Nevertheless, the Benelli Tornado 300 picks up from where these bikes left off with a 300cc parallel-twin engine with 35 horsepower and 27 Nm (18.9 pound-feet) of torque. Power is sent to the rear wheel via a standard six-speed manual gearbox, and the Tornado 300, like all sportbikes in the market, rolls on 17-inch wheels. Benelli has thrown in dual-channel ABS to keep the bike in control when slowing down on all surfaces.
Moving a step up, we find the Benelli Tornado 400, a bike that slots itself squarely within the crosshairs of today’s entry-level sportbike market. Equipped with a 399cc, liquid-cooled, fuel-injected, parallel-twin engine, it produces almost the same power and torque figures as the Ninja 400, at 47.6 horsepower and 38 Nm (26.6 pound-feet) of torque. Here, the Tornado 400 sets itself apart with a fancy single-sided swingarm and upmarket features such as a fancy five-inch full-color TFT display. The bike also boasts Bluetooth connectivity, and has a built-in tire pressure monitoring system.
Last but not least, the Tornado 500 was launched as the biggest of the parallel-twin sportbikes in the Tornado series. It shares the same platform as the Tornado Naked Twin 500, and features a similarly aggressive design as its smallest siblings. Now, you may be thinking that the 500 is redundant with the 400, and in a sense, you’d be absolutely right. In essence, Benelli differentiates the Tornado 500 with premium components designed for performance. Up front, we find an inverted Marzocchi fork, while the brakes consist of Brembo hardware. The bike also gets a full-color TFT display with Bluetooth connectivity.

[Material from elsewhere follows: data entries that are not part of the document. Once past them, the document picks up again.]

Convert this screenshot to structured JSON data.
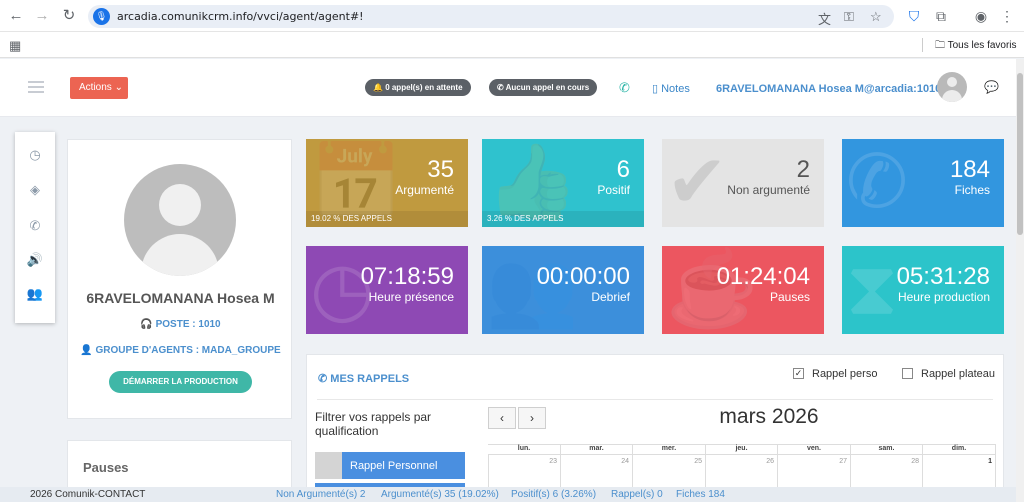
{
  "browser": {
    "url": "arcadia.comunikcrm.info/vvci/agent/agent#!",
    "bookmark_folder": "Tous les favoris"
  },
  "header": {
    "actions_label": "Actions",
    "waiting_calls": "0 appel(s) en attente",
    "current_call": "Aucun appel en cours",
    "notes_label": "Notes",
    "agent_id": "6RAVELOMANANA Hosea M@arcadia:1010"
  },
  "profile": {
    "name": "6RAVELOMANANA Hosea M",
    "poste": "POSTE : 1010",
    "group": "GROUPE D'AGENTS : MADA_GROUPE",
    "start_button": "DÉMARRER LA PRODUCTION"
  },
  "pauses_card": {
    "title": "Pauses"
  },
  "tiles": [
    {
      "value": "35",
      "label": "Argumenté",
      "footer": "19.02 % DES APPELS",
      "color": "#c09a3f",
      "icon": "calendar-check-icon"
    },
    {
      "value": "6",
      "label": "Positif",
      "footer": "3.26 % DES APPELS",
      "color": "#2fc2ce",
      "icon": "thumbs-up-icon"
    },
    {
      "value": "2",
      "label": "Non argumenté",
      "footer": "",
      "color": "#e4e4e4",
      "icon": "check-circle-icon"
    },
    {
      "value": "184",
      "label": "Fiches",
      "footer": "",
      "color": "#3296df",
      "icon": "phone-icon"
    },
    {
      "value": "07:18:59",
      "label": "Heure présence",
      "footer": "",
      "color": "#8e49b4",
      "icon": "clock-icon"
    },
    {
      "value": "00:00:00",
      "label": "Debrief",
      "footer": "",
      "color": "#3c8fdb",
      "icon": "users-icon"
    },
    {
      "value": "01:24:04",
      "label": "Pauses",
      "footer": "",
      "color": "#ec5660",
      "icon": "coffee-icon"
    },
    {
      "value": "05:31:28",
      "label": "Heure production",
      "footer": "",
      "color": "#2cc4ca",
      "icon": "hourglass-icon"
    }
  ],
  "rappels": {
    "title": "MES RAPPELS",
    "rappel_perso": "Rappel perso",
    "rappel_perso_checked": true,
    "rappel_plateau": "Rappel plateau",
    "rappel_plateau_checked": false,
    "filter_label": "Filtrer vos rappels par qualification",
    "qualification": "Rappel Personnel",
    "calendar_title": "mars 2026",
    "weekdays": [
      "lun.",
      "mar.",
      "mer.",
      "jeu.",
      "ven.",
      "sam.",
      "dim."
    ],
    "first_row_days": [
      "23",
      "24",
      "25",
      "26",
      "27",
      "28",
      "1"
    ]
  },
  "statusbar": {
    "copyright": "2026 Comunik-CONTACT",
    "non_argumente": "Non Argumenté(s) 2",
    "argumente": "Argumenté(s) 35 (19.02%)",
    "positif": "Positif(s) 6 (3.26%)",
    "rappel": "Rappel(s) 0",
    "fiches": "Fiches 184"
  }
}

On the performance side of the story, the Tornado 500 has a 500cc, liquid-cooled, fuel-injected, parallel-twin engine that outputs the same 47.6 horsepower as the 400cc model. However, it does get more torque at 46 Nm (32.2 pound-feet). It’s also worth noting that this model receives a large fuel tank with 16.5 liters of capacity. The seat height is also adjustable catering to riders of varying sizes.
Of course, just because Benelli has launched these three models together at EICMA 2023 doesn’t mean that they’ll all be sold in the same markets. Chances are these models will be distributed to different markets where Benelli deems them a perfect fit for the wants and needs of enthusiasts in the region. That being said, we’ll have to wait and see as Benelli releases more information about the new Tornado series in the weeks and months to come.